It was a bit of a rush to get from the airport to class on time as my flight back from a business meeting in Dallas didn't land until after 4:30 and class starts at 6:00. The topics of discussion tonight were still tools. Tonight we talked about wrenches, including torque wrenchs.
The lab work tonight started with the proper way to remove screws. Like I said before: you probably think you know how to remove a screw, but you might be surprised at some of the things you've been doing wrong, at least as far as the FAA is concerned. For example, I didn't know that the proper way to remove a screw involves turning the screwdriver so that the teeth are engaged, then starting out with a sharp rotation. This is as opposed to a smooth application of torque. The idea is to break the screw loose before it has a chance to round the slots. The same method is used, albeit with a wrench, to remove a spark plug.

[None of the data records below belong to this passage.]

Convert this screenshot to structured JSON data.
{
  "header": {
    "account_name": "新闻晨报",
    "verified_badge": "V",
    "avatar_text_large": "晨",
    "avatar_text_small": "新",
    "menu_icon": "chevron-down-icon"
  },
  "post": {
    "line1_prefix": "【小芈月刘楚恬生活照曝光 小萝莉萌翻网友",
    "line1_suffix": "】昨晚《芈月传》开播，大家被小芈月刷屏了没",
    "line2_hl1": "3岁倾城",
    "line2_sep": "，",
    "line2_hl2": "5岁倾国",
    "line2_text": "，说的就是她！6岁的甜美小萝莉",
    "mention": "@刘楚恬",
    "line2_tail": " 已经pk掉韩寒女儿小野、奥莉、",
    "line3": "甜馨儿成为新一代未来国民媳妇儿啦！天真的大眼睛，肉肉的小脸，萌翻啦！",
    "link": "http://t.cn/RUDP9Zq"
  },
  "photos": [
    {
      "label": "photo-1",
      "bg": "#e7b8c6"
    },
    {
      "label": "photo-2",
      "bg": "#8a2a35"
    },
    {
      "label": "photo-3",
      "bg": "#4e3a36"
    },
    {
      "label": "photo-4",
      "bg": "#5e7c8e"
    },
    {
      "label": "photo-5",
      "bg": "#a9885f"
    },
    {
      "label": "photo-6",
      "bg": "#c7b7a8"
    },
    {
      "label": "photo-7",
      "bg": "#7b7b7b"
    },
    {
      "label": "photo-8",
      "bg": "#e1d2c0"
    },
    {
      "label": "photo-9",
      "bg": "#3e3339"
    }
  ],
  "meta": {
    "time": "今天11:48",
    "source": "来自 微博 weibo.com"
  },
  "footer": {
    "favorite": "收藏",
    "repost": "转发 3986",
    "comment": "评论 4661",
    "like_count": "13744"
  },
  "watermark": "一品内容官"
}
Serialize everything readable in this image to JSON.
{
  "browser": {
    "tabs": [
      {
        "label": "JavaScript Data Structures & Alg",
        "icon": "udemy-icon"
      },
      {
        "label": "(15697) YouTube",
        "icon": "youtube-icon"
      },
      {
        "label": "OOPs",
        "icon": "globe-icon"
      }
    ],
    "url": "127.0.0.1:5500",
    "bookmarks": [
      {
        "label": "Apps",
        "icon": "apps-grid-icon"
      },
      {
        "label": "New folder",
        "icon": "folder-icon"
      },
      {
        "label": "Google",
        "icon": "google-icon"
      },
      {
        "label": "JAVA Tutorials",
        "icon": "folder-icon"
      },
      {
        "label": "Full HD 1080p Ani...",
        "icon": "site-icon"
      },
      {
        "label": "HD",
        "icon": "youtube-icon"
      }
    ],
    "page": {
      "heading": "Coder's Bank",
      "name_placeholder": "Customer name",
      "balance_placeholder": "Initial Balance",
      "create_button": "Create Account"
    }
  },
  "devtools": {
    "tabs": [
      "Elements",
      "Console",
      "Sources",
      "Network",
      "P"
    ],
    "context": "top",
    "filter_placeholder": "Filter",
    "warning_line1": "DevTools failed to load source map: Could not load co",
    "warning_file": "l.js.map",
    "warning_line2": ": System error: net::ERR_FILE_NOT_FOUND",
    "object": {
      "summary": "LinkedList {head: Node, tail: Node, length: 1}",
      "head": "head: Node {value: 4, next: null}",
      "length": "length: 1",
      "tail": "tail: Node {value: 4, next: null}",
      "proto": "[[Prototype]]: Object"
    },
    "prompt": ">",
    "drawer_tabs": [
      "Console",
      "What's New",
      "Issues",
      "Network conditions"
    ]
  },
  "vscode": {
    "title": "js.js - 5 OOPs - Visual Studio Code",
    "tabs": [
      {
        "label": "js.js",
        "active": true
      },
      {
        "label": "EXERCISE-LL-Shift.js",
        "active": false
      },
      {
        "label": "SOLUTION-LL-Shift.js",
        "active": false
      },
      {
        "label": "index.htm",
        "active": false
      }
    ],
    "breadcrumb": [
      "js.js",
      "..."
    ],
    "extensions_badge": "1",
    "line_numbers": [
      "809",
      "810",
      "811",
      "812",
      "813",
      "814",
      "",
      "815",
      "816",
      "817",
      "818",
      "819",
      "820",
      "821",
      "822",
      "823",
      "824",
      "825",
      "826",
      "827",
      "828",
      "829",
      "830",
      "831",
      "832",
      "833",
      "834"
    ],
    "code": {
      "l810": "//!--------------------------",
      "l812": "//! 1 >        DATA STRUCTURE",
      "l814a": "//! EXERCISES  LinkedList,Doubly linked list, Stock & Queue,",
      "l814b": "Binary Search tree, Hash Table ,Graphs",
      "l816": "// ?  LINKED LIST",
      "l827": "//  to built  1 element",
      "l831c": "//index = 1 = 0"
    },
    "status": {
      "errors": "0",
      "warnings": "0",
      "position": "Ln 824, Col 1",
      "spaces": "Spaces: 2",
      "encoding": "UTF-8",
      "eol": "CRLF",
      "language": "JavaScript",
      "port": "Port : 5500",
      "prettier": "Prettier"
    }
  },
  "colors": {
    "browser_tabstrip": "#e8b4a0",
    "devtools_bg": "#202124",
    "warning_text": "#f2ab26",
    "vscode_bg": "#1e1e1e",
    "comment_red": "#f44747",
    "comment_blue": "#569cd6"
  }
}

I got to remove the bottom plug from cylinder one of an IO-540 that they have on a test stand. It was pretty easy, probably because that plug gets removed roughly 30 times a month.
From there we moved on to safety wiring. On this topic I thought I was on a pretty solid footing, considering that I had been trained by the Air Force to do saftey wiring on the SR-71. Still, there was a new twist. (Pun intended. HA! I just crack me up!!) Rather than jump right in and use safety wire pliers, we did the first few by hand. I had never done that before, and truth be told, I hope never to do it again. It's not much fun to do by hand, and doing so certainly convinced me that a good pair of safety wire pliers are by no means a luxury tool. I consider them a must-have. Which, of course, begs the question of why the school doesn't have any! Good thing I stopped by the hangar and picked mine up!
No school again until next Wednesday. Hopefully I'll get some flying done in the meantime. This mechanic stuff is fun, but I still miss flying.